Picked this book as a recommendation from my sister in law. And I have a new favorite author. Chimamanda Ngozie  Adiche  has a way with words. She writes like Arundhati Roy and is puts mundane facts in iridescent spotlight like Jhumpa Lahiri. I loved the way she brought to life very normal, generic emotions. 

The book is about a Nigerian girl Ifemelu. Like most Nigerians she too dreams of making it big someday. And big is equal to America. As with most developed countries, one is happening if one makes it to the hallowed shores of the United States. Life brings her to the US and she realises that she is black! At this point the novel turns into one about race. At this is the point u regret. I felt here Ifemelu left the pages and in came Chimamanda. The characters Ifemelu begins writing about race and how to deal with it. But to me it seemed like a long discourse by Chimamanda. The novel picks up again when Ifemelu returns to Nigeria and sees everything with americanised eyes. 

The book is a must read. For
To enjoy the beautiful writing, to get some eye opening and candid opinion and to relish the similarly across developing nations. I would not do justice without quoting some lovely lines....
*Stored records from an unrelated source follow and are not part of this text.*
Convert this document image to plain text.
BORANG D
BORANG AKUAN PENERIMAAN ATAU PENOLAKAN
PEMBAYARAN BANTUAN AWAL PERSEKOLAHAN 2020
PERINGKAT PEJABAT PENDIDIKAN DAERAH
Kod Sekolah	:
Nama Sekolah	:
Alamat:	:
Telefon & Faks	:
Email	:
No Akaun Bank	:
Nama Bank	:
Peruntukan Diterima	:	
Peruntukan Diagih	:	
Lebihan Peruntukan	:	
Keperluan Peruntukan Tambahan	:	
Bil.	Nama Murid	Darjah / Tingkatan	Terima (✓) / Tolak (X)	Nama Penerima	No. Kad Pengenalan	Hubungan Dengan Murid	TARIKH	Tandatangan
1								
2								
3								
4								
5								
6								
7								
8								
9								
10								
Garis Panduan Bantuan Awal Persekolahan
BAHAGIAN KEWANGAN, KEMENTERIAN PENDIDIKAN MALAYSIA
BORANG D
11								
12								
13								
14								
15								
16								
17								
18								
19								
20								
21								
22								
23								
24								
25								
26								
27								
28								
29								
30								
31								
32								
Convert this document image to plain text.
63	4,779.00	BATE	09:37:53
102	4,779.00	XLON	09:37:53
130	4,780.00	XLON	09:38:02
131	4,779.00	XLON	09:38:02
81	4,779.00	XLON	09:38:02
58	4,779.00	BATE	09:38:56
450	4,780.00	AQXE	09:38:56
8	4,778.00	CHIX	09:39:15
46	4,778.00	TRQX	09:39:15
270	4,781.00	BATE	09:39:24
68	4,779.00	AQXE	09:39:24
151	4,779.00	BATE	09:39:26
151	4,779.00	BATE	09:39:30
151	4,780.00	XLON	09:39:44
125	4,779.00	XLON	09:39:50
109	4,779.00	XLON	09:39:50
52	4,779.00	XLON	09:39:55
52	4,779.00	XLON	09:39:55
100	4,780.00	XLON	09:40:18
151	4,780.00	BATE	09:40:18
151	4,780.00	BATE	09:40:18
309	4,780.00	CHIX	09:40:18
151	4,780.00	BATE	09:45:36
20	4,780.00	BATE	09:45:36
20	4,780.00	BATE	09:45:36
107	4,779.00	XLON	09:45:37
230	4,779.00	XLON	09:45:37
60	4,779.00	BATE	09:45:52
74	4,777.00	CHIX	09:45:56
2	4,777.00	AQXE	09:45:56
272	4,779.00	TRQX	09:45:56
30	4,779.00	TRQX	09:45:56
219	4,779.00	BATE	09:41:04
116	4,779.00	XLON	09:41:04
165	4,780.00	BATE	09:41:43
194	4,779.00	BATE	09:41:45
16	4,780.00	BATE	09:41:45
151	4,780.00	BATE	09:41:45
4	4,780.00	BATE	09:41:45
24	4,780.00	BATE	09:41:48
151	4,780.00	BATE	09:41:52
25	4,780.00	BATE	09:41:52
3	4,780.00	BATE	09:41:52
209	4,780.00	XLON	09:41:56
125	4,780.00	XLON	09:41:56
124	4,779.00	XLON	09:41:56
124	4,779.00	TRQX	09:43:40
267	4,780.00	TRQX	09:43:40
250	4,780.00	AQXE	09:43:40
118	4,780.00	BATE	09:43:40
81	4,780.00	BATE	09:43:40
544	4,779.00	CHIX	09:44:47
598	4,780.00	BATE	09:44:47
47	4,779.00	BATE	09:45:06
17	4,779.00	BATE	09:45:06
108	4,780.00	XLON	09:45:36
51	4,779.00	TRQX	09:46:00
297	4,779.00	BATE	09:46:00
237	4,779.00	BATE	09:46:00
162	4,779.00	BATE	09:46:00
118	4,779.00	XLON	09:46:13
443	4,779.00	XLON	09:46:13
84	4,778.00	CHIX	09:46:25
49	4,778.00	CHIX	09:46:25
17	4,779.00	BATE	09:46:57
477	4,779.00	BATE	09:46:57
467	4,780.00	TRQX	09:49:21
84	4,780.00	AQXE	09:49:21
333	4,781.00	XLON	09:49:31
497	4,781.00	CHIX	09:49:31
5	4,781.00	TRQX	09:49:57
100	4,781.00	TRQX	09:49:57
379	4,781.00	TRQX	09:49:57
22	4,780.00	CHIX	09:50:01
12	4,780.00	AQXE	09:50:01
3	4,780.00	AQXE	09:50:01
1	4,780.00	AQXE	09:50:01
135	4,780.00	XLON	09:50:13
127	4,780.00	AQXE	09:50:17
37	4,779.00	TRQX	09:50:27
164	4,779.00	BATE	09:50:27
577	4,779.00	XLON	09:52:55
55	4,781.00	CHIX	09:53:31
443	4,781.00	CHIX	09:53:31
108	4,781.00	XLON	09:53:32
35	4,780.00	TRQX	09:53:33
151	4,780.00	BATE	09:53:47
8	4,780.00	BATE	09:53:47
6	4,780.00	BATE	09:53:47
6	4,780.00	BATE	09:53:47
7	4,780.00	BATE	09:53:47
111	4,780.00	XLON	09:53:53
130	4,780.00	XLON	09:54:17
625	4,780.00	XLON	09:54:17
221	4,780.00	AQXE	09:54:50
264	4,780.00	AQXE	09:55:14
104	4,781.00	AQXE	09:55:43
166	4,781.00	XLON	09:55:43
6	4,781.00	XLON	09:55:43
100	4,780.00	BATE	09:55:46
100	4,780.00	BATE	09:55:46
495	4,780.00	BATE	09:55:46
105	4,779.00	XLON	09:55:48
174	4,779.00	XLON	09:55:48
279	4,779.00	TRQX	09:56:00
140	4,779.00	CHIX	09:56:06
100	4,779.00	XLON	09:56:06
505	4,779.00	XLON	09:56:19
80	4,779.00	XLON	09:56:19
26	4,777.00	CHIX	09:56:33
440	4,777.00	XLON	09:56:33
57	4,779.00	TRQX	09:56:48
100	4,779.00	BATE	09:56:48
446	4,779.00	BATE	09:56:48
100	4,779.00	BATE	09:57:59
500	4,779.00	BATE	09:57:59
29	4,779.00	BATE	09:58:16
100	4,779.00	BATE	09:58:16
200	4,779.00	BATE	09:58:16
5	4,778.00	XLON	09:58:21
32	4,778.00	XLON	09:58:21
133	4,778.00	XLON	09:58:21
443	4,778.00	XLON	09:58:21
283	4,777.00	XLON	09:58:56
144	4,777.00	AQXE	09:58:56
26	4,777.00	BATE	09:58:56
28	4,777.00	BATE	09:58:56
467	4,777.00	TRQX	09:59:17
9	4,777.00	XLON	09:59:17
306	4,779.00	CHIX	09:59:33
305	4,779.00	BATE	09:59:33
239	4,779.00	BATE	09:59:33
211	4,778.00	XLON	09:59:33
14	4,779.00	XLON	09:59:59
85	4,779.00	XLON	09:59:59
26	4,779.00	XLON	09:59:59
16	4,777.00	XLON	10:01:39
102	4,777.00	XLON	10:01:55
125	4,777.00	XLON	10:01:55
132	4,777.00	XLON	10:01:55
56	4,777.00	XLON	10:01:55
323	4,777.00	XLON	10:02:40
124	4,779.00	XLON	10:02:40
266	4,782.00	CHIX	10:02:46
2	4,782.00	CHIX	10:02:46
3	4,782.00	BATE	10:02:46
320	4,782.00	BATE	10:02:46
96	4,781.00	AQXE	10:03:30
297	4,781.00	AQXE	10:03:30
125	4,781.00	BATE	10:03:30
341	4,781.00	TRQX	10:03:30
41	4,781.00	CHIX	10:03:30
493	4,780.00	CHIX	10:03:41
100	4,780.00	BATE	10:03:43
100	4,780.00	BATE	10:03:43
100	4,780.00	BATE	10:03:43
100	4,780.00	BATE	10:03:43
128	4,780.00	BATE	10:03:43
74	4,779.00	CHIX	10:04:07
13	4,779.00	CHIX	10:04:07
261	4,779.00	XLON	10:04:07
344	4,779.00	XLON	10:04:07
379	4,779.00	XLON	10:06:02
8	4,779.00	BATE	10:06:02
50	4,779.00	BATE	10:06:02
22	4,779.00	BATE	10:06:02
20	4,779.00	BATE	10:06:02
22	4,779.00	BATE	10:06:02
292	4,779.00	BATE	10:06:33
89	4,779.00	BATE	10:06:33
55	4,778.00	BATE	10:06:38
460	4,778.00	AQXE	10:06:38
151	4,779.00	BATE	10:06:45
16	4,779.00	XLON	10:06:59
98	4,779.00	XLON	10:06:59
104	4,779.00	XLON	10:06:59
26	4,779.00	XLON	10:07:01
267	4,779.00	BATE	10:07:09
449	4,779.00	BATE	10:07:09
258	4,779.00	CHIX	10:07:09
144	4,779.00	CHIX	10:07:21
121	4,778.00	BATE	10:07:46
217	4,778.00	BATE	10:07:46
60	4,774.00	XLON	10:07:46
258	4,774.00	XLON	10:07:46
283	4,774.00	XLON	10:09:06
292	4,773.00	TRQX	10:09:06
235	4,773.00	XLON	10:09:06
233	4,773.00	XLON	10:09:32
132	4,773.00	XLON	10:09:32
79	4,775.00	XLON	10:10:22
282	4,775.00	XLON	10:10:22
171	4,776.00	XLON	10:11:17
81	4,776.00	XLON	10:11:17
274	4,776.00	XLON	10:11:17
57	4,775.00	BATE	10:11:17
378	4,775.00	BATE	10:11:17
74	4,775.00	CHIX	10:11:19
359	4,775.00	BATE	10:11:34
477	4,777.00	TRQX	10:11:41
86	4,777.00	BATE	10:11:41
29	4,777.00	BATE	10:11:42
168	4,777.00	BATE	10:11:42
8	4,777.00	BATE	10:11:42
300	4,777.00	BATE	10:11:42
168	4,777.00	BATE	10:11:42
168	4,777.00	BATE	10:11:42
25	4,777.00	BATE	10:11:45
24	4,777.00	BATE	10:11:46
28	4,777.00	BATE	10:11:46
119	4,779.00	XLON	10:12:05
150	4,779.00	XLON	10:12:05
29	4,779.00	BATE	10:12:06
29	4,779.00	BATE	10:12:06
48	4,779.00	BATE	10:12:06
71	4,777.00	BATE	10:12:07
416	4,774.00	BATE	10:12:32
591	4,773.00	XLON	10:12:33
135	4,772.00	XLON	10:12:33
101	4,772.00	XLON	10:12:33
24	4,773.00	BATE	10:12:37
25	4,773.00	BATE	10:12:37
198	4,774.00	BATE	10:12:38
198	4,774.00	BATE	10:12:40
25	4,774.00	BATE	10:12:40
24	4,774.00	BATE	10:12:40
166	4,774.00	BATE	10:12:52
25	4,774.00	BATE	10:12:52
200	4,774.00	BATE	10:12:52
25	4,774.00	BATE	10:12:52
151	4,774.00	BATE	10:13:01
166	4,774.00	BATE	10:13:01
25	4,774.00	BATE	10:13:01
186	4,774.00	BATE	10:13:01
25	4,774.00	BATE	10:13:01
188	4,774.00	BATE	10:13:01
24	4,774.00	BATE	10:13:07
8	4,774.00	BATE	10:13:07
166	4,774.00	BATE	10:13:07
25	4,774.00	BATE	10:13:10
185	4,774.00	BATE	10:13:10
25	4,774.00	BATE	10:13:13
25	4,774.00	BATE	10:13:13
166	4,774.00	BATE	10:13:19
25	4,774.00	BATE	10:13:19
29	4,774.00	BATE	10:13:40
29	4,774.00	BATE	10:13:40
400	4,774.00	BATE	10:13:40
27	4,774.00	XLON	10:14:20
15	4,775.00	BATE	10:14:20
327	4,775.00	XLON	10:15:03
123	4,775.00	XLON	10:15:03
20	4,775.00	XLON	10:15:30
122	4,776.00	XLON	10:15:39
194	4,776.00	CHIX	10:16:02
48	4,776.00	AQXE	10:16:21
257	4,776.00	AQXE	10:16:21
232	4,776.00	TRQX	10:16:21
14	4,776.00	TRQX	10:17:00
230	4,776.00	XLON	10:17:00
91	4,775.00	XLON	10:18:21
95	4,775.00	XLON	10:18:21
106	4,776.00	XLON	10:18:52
How easy it was to lie to strangers the versions of our lives that we have imagined.

She was taking two sides at once, to please everyone; she always chose peace over truth, was always eager to conform. 

He had spent too much time mourning what could have been and questioning what should be.

(The following lines are about Ifemelu's father )
He had scolded Ifemelu as a child for being recalcitrant , mutinous, intransigent, words that made her little actions seem epic and almost pride worthy. But his mannered English bothered her as she got older, because it was costume, his shield against insecurity . He was haunted by what he did not have - a post graduate degree, an upper middle class life - and so his affected words became his armour. 

Ifemelu watched them, so alike in their looks , and both unhappy people. But Kimberly's unhappiness was inward , unacknowledged, shielded by her desire for things to be as they should , and also by hope: she believed in other people's happiness because it meant she , too, might one day have it. Laura's unhappiness was differ t, spiky, she wished that everyone around her were unhappy because she had convinced herself that she would always be. 

The point of diversity workshops , or multicultural talks was not to inspire any real change but to leave people feeling good about themselves. They did not want the. Intent of her ideas;they merely wanted the gesture of her presence.

There was a manic optimism that he noticed in many people who had moved back from America in the past few years, a head-bobbing, ever-smiling , over-enthusiastic kind of manic optimism that bored him, because it was like a cartoon, without texture or depth. 

But of course it makes sense because we are Third Worlders and Third Worlders are forward-looking,  we like things to be new, because our best is still ahead, while in the West, their best is already past and so they have a fetish of that past.